Soon after arriving in Philadelphia, the Lanes moved to Massachusetts, settling first in Boston and then in 1845, moving to Cambridge where his youngest daughter was born. Census records and Cambridge city directories during that period list a number of occupations for Lane including book agent, physician and manufacturer of patent medicines. In 1863 Lane was working as a steward at Wellington's Hospital in Worcester, Massachusetts

In 1855, poet Henry Wadsworth Longfellow welcomed him into his home Craigie House in Cambridge, Massachusetts as a guest.

After the death of his youngest daughter in April 1872, Lunsford Lane moved to Greenwich Village in New York City; he died sometime during the month of June 1879 in a multi-family tenement at 15 Cornelia Street in the West Village of dropsy and old age.

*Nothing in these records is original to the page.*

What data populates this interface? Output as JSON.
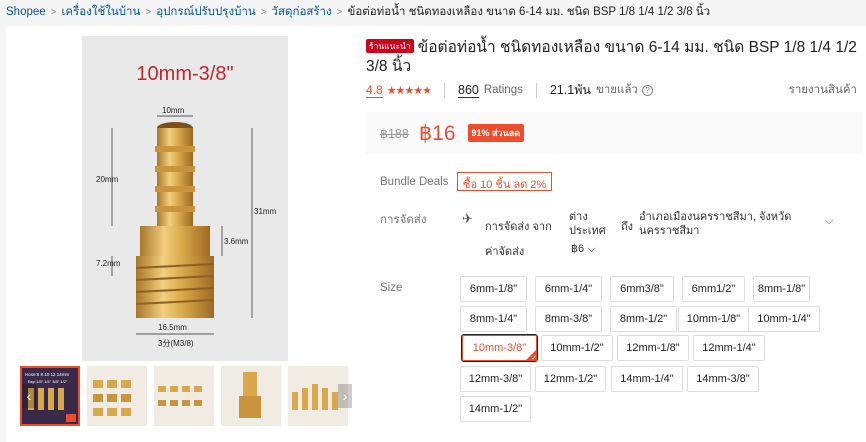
{
  "breadcrumb": [
    "Shopee",
    "เครื่องใช้ในบ้าน",
    "อุปกรณ์ปรับปรุงบ้าน",
    "วัสดุก่อสร้าง",
    "ข้อต่อท่อน้ำ ชนิดทองเหลือง ขนาด 6-14 มม. ชนิด BSP 1/8 1/4 1/2 3/8 นิ้ว"
  ],
  "product": {
    "badge": "ร้านแนะนำ",
    "title": "ข้อต่อท่อน้ำ ชนิดทองเหลือง ขนาด 6-14 มม. ชนิด BSP 1/8 1/4 1/2 3/8 นิ้ว",
    "rating": "4.8",
    "stars": "★★★★★",
    "ratings_count": "860",
    "ratings_label": "Ratings",
    "sold": "21.1พัน",
    "sold_label": "ขายแล้ว",
    "report": "รายงานสินค้า",
    "old_price": "฿188",
    "price": "฿16",
    "discount": "91% ส่วนลด"
  },
  "image": {
    "caption": "10mm-3/8\"",
    "dim_top": "10mm",
    "dim_20": "20mm",
    "dim_31": "31mm",
    "dim_36": "3.6mm",
    "dim_72": "7.2mm",
    "dim_165": "16.5mm",
    "dim_thread": "3分(M3/8)",
    "thumb_text": "Hose:6 8 10 12 14mm",
    "thumb_text2": "Bsp:1/8\" 1/4\" 3/8\" 1/2\""
  },
  "labels": {
    "bundle": "Bundle Deals",
    "shipping": "การจัดส่ง",
    "size": "Size"
  },
  "bundle_tag": "ซื้อ 10 ชิ้น ลด 2%",
  "shipping": {
    "from_label": "การจัดส่ง จาก",
    "from_line1": "ต่าง",
    "from_line2": "ประเทศ",
    "to_label": "ถึง",
    "to_line1": "อำเภอเมืองนครราชสีมา, จังหวัด",
    "to_line2": "นครราชสีมา",
    "fee_label": "ค่าจัดส่ง",
    "fee_value": "฿6"
  },
  "sizes": [
    "6mm-1/8\"",
    "6mm-1/4\"",
    "6mm3/8\"",
    "6mm1/2\"",
    "8mm-1/8\"",
    "8mm-1/4\"",
    "8mm-3/8\"",
    "8mm-1/2\"",
    "10mm-1/8\"",
    "10mm-1/4\"",
    "10mm-3/8\"",
    "10mm-1/2\"",
    "12mm-1/8\"",
    "12mm-1/4\"",
    "12mm-3/8\"",
    "12mm-1/2\"",
    "14mm-1/4\"",
    "14mm-3/8\"",
    "14mm-1/2\""
  ],
  "selected_size": "10mm-3/8\"",
  "colors": {
    "accent": "#ee4d2d",
    "link": "#0055aa",
    "brass": "#d9a84a"
  }
}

Shortly before his death he helped found a school in New Bern, North Carolina.

In 2019, a historical marker honoring him was erected on Edenton Street in Raleigh.

== The Narrative of Lunsford Lane ==
In 1842 Lane published The Narrative of Lunsford Lane, Formerly of Raleigh, N.C. Embracing an Account of His Early Life, the Redemption by Purchase of Himself and Family from Slavery, and His Banishment from the Place of His Birth for the Crime of Wearing a Colored Skin.

It was well received and was reprinted three times in six years.

== Biographies ==
Much of what is known about Lunsford Lane comes from his own narrative above and the contemporary biography by William George Hawkins: Lunsford Lane; or, Another Helper from North Carolina. He is also given a chapter in John Spencer Bassett's Anti-Slavery Leaders of North Carolina of 1898.